Il grande regista ha lasciato un segno indelebile in molti teatri e città italiani, dall’Umbria in cui era di casa con la sua grande villa arredata dalla sua amica Gae con una grande scalinata all’interno che era tragedia greca ma anche Wanda Osiris (Luca era onnivoro, anche nella sua competenza filmica), al Fabbricone di Prato, da Torino a Roma.

In particolare Milano, dirigendo il Piccolo dal 1998 al 2015, chiamato da Sergio Escobar per il difficile “post Strehler”. «È scivolato oltre quella soglia intorno alla quale aveva scelto di giocare tutta la vita», dice commosso Claudio Longhi, direttore del Piccolo di oggi «ma ora i tratti della sua eredità si fanno più nitidi. Cosa resta di Luca?».

La domanda serpeggia tra gli oratori, ognuno ha la sua risposta e ciascuno sceglie il titolo migliore messo in scena al Piccolo, lasciando da parte la Scala, che ricorda serate memorabili come  Il viaggio a Reims che arrivava in Scala con corteo regale dalla Galleria). Sarà meglio la sceneggiatura di Lolita o le stagioni dedicate ai grandi Sogni di Calderon e di Stindberg, ala scoperta dello Schnitzler inedito del Professor Bernhardi, ai due spettacoli ispirati a Henry James, eccetera eccetera, compreso un incontro con i suoi scenografi, manca la geniale, compianta Gae Aulenti, il discorso sull’archivio Ronconi ora alla Biennale, dove Luca ha curato una strepitosa edizione nel ’74.

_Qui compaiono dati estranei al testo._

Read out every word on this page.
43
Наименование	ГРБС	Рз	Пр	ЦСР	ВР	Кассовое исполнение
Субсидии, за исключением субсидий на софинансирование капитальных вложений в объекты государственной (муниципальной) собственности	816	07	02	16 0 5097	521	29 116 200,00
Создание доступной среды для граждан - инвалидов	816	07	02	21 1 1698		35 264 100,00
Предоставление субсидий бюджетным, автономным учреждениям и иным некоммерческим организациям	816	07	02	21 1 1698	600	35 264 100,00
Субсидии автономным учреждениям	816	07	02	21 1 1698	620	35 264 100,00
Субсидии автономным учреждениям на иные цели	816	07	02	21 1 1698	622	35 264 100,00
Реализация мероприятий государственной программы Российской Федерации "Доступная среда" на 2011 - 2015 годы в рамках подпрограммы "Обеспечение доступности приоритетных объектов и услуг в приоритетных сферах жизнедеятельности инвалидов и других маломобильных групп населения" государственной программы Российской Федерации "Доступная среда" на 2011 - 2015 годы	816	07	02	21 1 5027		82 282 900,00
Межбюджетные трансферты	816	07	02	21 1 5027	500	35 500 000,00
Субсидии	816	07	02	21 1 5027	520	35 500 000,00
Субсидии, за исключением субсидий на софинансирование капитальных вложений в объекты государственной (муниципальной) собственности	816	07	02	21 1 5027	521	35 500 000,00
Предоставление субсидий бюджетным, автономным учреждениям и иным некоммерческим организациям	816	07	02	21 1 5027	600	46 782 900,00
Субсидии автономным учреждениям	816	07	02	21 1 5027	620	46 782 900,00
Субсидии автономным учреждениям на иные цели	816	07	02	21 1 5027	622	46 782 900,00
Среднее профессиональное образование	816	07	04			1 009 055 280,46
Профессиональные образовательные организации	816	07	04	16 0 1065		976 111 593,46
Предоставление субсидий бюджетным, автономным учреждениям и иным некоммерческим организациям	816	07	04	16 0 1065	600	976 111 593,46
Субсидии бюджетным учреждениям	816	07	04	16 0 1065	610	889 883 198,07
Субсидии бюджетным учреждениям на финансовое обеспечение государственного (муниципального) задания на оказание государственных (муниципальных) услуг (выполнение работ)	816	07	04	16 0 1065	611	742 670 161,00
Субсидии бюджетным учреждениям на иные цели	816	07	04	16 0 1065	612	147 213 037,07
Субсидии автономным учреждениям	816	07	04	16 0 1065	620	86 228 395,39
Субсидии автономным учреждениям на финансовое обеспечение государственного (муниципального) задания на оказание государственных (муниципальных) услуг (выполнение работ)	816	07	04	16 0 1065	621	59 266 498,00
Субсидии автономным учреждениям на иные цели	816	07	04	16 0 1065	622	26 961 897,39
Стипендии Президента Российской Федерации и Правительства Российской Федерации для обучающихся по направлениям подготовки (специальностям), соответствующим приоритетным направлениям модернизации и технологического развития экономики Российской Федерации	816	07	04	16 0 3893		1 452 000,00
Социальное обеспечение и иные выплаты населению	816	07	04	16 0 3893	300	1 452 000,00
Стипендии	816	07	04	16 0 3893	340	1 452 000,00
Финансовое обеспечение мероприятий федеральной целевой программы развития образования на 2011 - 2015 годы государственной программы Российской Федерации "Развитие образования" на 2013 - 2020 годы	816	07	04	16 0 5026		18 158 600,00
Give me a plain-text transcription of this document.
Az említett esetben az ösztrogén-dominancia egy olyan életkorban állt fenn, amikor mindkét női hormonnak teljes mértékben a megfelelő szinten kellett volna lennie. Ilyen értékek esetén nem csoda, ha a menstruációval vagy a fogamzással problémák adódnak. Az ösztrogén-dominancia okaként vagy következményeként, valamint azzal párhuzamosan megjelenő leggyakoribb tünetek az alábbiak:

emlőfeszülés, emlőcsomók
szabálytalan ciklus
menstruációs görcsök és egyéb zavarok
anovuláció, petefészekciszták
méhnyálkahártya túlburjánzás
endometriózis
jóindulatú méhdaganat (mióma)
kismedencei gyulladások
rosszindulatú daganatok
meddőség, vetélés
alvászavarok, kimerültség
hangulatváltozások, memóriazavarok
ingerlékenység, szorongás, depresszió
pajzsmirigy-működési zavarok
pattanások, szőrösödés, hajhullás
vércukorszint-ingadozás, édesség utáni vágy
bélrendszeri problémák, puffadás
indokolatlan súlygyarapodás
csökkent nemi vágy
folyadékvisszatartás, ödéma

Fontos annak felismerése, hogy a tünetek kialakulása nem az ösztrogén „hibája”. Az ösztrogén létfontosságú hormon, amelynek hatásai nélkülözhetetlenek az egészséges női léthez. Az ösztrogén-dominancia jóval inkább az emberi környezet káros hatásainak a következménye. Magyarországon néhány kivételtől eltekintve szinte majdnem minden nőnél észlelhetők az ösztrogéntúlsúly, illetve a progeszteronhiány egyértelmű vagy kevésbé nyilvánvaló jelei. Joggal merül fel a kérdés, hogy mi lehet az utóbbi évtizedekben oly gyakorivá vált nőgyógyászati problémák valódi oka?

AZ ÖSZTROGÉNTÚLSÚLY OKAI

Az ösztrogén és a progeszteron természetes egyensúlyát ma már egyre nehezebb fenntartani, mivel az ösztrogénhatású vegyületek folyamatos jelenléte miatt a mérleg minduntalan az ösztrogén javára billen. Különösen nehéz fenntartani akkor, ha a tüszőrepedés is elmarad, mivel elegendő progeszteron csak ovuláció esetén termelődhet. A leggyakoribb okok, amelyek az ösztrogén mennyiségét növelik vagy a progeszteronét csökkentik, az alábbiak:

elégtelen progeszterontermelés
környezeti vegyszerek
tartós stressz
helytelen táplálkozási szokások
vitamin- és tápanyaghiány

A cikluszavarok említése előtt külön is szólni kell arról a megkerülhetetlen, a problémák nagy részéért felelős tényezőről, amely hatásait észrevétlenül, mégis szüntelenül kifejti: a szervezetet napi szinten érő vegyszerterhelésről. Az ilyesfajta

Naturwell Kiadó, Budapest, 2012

Si ricordano le fughe in avanti del regista, basta allontanarsi dal velluto rosso, magari andando nei capannoni dismessi della Bovisa per Infinities o al Palazzo dei diamanti di Ferrara per Amor allo specchio. Il testo di Massini fu l’ultimo mirabile anello del maestro che credeva in un teatro che proseguisse all’infinito, anzi proprio di uno spettacolo senza fine (a volte con la durata ci andava vicino) come suggerisce il memorabile, Infinities.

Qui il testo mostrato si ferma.